The previous year, Elliott had met two people at Deluxe Laboratories who ended up being instrumental in the footage’s resurrection: Beverly Wood and Gray Ainsworth. When Elliott told Wood that he had his hands on the elements, she offered to digitize them for him. In addition to the film footage, there were the Nagra tapes that accompanied the cameramen around the facility as they shot; plus a set of 16-track 2-inch audio master tapes (Atlantic Records had the other).

The digitization process was complicated by the fact that the tapes had sat in an underground storage facility, untouched, for the better part of 40 years. To get the tapes to the point where their information was transferable, they had to be rebaked—literally put in an oven and heated to about 130 degrees Fahrenheit so that they would cohere correctly to the plastic reels.
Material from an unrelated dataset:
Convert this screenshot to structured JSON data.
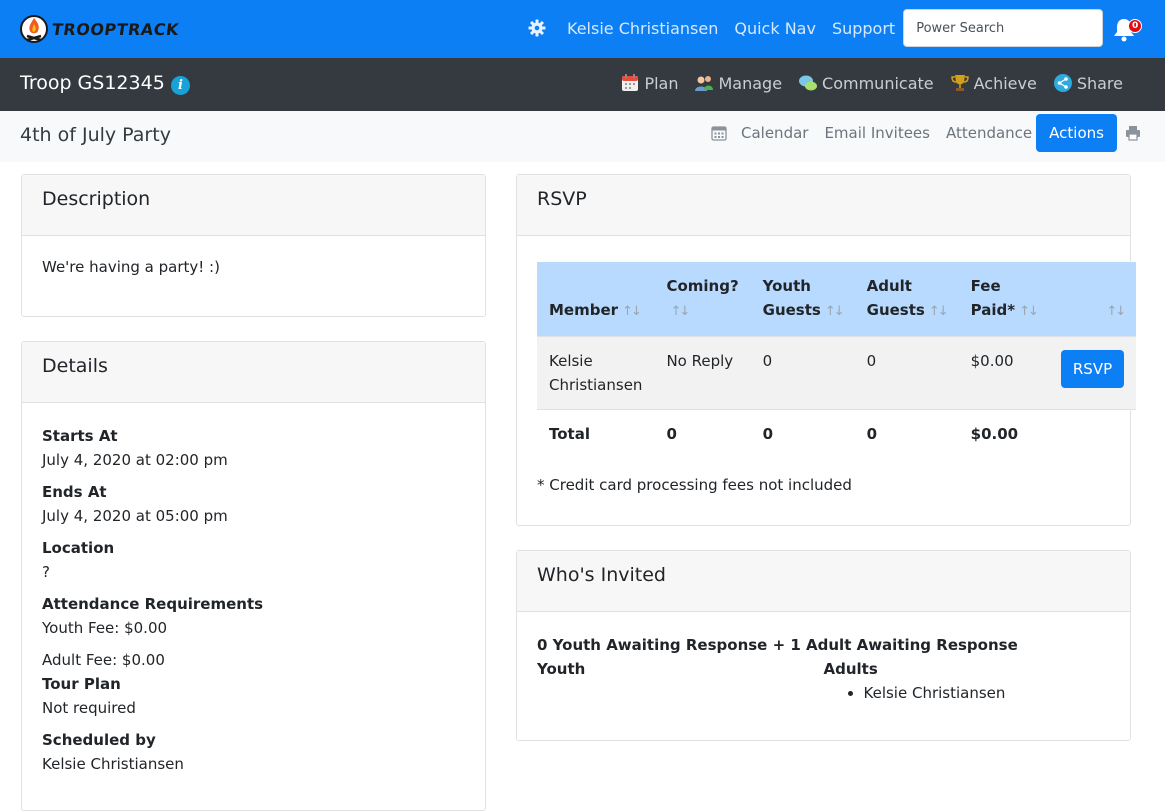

Post-transfer, Serge Perron at Deluxe worked to sync audio and video, using Avid software. When he was done, Elliott had around 13 hours’ worth of material out of which to build a documentary. He split the work with Jeff Buchanan, who’d done editing work on Dave Chappelle’s Block Party; between the two of them, it took about 12 weeks of solid work, on Final Cut and Avid, to finish up the editing.

The audio, syncing problems overcome, was given an additional boost when Jimmy Douglass—who mixed Franklin’s original record for Atlantic Records when he was 22 years old—came back to mix Amazing Grace’s audio.

“For me, that was really important for the authenticity of the piece that we had those through lines,” Elliott says. “We’re really blessed to have that authority to follow through. To think about the fact that he mixed the record 46 years ago and just mixed the movie a week and a half ago is pretty incredible.”

Amazing Grace will enter a one-week run in Los Angeles from November 20–27, and another one-week run in Manhattan from December 7–14. Wide release expected in 2019.